Main cast: Ali Larter (Clear Rivers), AJ Cook (Kimberly Corman), Michael Landes (Officer Thomas Burke), Terrence “TC” Carson (Eugene Dix), Jonathan Cherry (Rory), Keegan Connor Tracy (Kat), Sarah Carter (Shania), Lynda Boyd (Nora Carpenter), David Paetkau (Evan Lewis), James N Kirk (Tim Carpenter), Tony Todd (Mr Bludworth), Justina Machado (Isabella Hudson), Alex Rae (Dano), Shaun Sipos (Frankie), and Andrew Airlie (Mr Corman)
Director: David R Ellis
Okay, everyone knows that sequels rarely stand up to the original movie. It’s like a cosmic rule. I walk into the theater to watch this one for two reasons. One, I’m not really in the mood for heavy dramas. I have sixteen heavy dramas waiting to be watched at home. I want some harmless fun for the weekend. Two, I want to watch that cutie-pie Michael Landes in action. Yes, I actually loved Special Unit 2 when it was on TV; I have no taste, I admit it.
However, unlike the original movie, this movie seems to be operating mostly on autopilot. The original movie has a cheerfully macabre overtone to its intricate disembowelment and decapitations of its cast and it balances atmosphere and gore very well. The original drives fear in me so that I actually peer carefully around the house to pick up stray marbles and dry up wet spots on the floor so that nobody gets any untoward accidents. The original movie should be screened as a public service announcement on household care and safety if you ask me.
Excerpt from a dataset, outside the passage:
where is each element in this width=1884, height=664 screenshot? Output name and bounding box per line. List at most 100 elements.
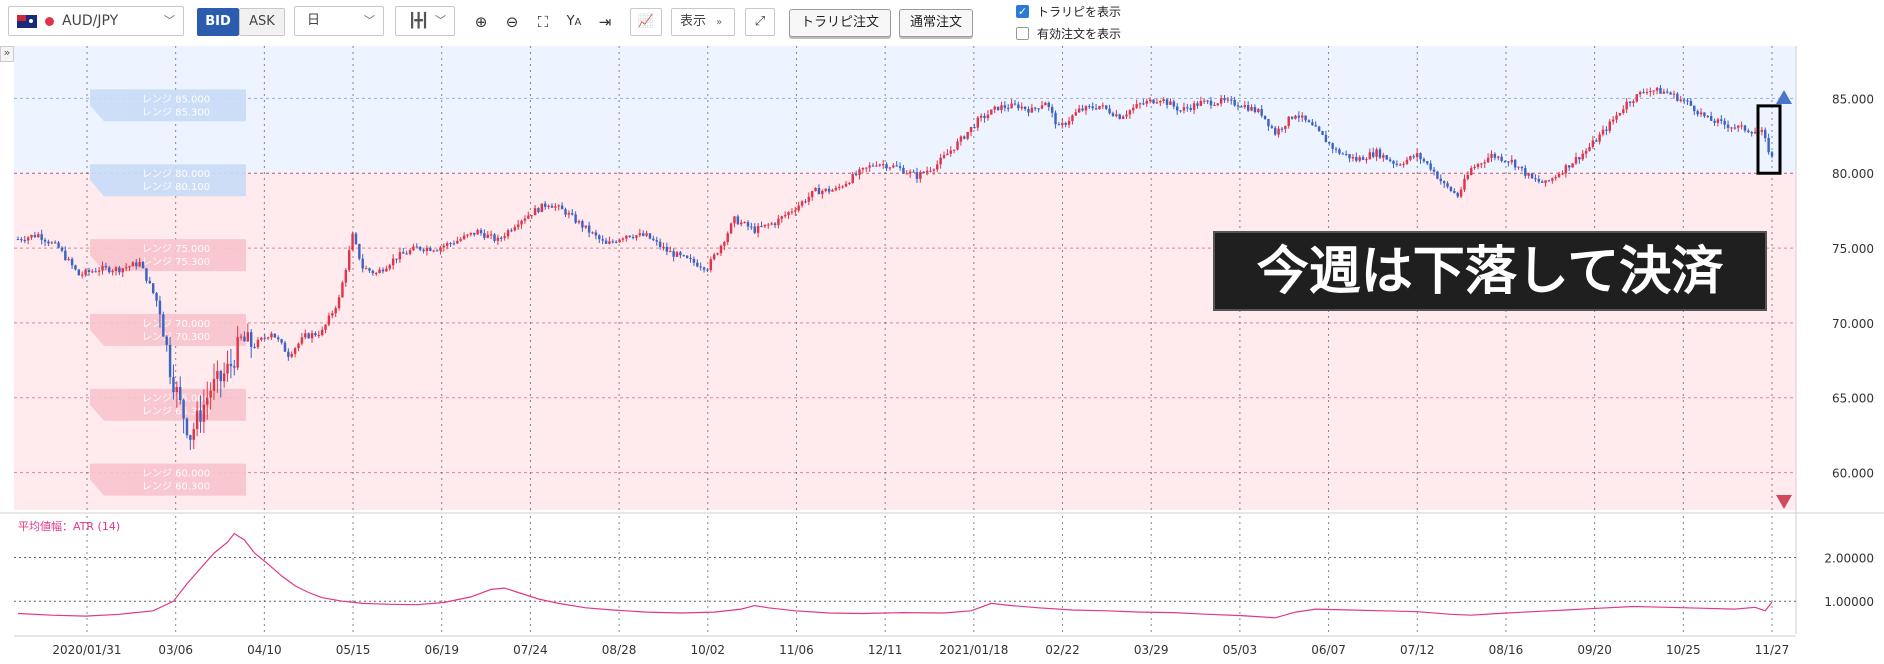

But in Final Destination 2, all I get is gore and more gore without much intelligent dark humor to make it palatable. This time around, a teenage girl named Kimberly Corman is driving on the road when she experiences a premonition. A truck carrying heavy logs rather carelessly will cause a huge and gory pile-up – one I am subjected to in full-color heads-flying torso-decapitation glory. There is very little to be cheerful about unless you have a thing for plastic heads getting soaked in fake blood flying across the screen. She stops her car just minutes before the accident really happens. Alas, while her friends die anyway, she and the cop, Thomas Burke, as well as several other people escape death. And as one by one these survivors begin to die, they too learn, like the cast in the original movie, that nothing is like Death getting peeved over his grand scheme thwarted by some psychic bimbo.
Kimberley even brings in the sole survivor from the original movie, Clear Rivers. Tony Todd makes a five second appearance, adding this movie to his list of embarrassing career moves (although nothing could top his guest appearance on the Charmed TV series, surely).
The death scenes of this movie are more intricate than those in the original movie, but these scenes are gory rather than heart stopping. Instead of letting me appreciate the irony of a woman killed thanks to an airbag, the movie has a news segment spelling it to me: “See, we are being ironic, so laugh, you fools, laugh!” Uh, no thanks. Where the original movie quickly focuses on the aftermaths of a decapitation, this movie focuses on the graphic decapitation-cum-disembowelment before zooming on to the next death scene. Worse, there is really nothing connecting these characters together to make me feel for them. The best, funniest characters die too early, making this movie a largely humorless affair of gore and more gore. Unless your idea of humor is the mutilation of the nipple of a corpse or a decapitated barbecued hand landing on your plate, then you’ll knock yourself out with this one.
Much thought has gone to the original, making it a good movie worthy of cult status. This one however feels like it is cobbled together over the weekend using cheap plastic hands and heads borrowed from the Tales from the Crypt set.
All in all, I’d suggest renting this. Or if you haven’t seen the original, get that one instead. This movie is a sequel in every clichéd sense of the word: inferior and crappy and totally unworthy to carry on the legacy of the original movie.